Create the source for the Timer class

To define our class elements, create a new C++ source file called timer.cpp in the src folder of the project (right-click the src folder and click New > Source File). This source file doesn't include any pre-populated code, so we start by adding the appropriate #include statements. We need to include QTimer, as well as timer.hpp that we just created:

 #include <QTimer>
#include "timer.hpp" 

Next, we create the constructor for Timer. The constructor creates a QTimer object to represent our timer. We also call QObject::connect() to connect the timeout() signal in QTimer to the timeout()signal of our Timer class. This way, when the QTimer emits the timeout() signal, our timer also emits its timeout() signal and we can handle it using a signal handler in QML. We use the setVisible() function to indicate that our timer shouldn't be visible on the screen, because it has no visual representation defined for it. The constructor also includes a Q_UNUSED macro, which simply means that the parent parameter isn't used in the body of the constructor.

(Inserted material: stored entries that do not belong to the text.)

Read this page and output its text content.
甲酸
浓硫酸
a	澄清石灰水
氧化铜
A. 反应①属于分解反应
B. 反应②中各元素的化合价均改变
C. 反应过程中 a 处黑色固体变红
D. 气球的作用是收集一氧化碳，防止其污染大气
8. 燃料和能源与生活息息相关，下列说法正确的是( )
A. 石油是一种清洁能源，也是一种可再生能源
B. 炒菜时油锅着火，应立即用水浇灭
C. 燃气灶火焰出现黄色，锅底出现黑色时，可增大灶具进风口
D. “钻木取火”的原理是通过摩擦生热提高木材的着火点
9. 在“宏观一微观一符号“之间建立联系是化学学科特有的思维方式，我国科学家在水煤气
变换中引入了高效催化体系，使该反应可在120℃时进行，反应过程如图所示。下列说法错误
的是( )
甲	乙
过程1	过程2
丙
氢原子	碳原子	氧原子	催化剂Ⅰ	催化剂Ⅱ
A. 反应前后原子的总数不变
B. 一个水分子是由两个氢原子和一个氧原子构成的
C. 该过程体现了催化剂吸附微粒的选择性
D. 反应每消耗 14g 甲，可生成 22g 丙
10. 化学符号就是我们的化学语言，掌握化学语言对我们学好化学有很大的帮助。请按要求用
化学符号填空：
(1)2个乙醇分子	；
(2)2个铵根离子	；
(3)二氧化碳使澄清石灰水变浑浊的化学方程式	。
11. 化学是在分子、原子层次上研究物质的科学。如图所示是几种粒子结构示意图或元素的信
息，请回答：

Timer::Timer(QObject* parent) 
     : bb::cascades::CustomControl(),
     _timer(new QTimer(this))
{
    Q_UNUSED(parent);
    
    // If any Q_ASSERT statement(s) indicate that the slot 
    // failed to connect to the signal, make sure you know exactly
    // why this has happened. This is not normal, and will cause your 
    // app to stop working
    bool connectResult;
    
    // Since the variable is not used in the app, this is 
    // added to avoid a compiler warning
    Q_UNUSED(connectResult);
    
    connectResult = connect(_timer, 
                            SIGNAL(timeout()), 
                            this, 
                            SIGNAL(timeout()));
    
    // This is only available in Debug builds.
    Q_ASSERT(connectResult);
    
    setVisible(false);
}

The isActive() function just returns the value of the active property by calling isActive() of the underlying QTimer object. Similarly, the interval() function calls interval() of the QTimer object to return the interval of the timer:

bool Timer::isActive()
{
    return _timer->isActive();
}
 
int Timer::interval()
{
    return _timer->interval();
}

The setInterval() function calls setInterval() of QTimer to set the interval of the timer, and also emits the intervalChanged() signal by using the emit keyword:

void Timer::setInterval(int m_sec)
{
    // If the timer already has the specified interval, do nothing
    if (_timer->interval() == m_sec)
        return;
         
    // Otherwise, set the interval of the timer and emit the
    // intervalChanged() signal
    _timer->setInterval(m_sec);
    emit intervalChanged();
}

The last functions to implement are start() and stop(). Once again, these functions just call the corresponding functions of the underlying QTimer object. They also emit the activeChanged() signal:

void Timer::start()
{
    // If the timer has already been started, do nothing
    if (_timer->isActive())
        return;
         
    // Otherwise, start the timer and emit the activeChanged()
    // signal
    _timer->start();
    emit activeChanged();
}
 
void Timer::stop()
{
    // If the timer has already been stopped, do nothing
    if (!_timer->isActive())
        return;
     
    // Otherwise, stop the timer and emit the activeChanged()
    // signal
    _timer->stop();
    emit activeChanged();
}

Our Timer class is now ready for us to use.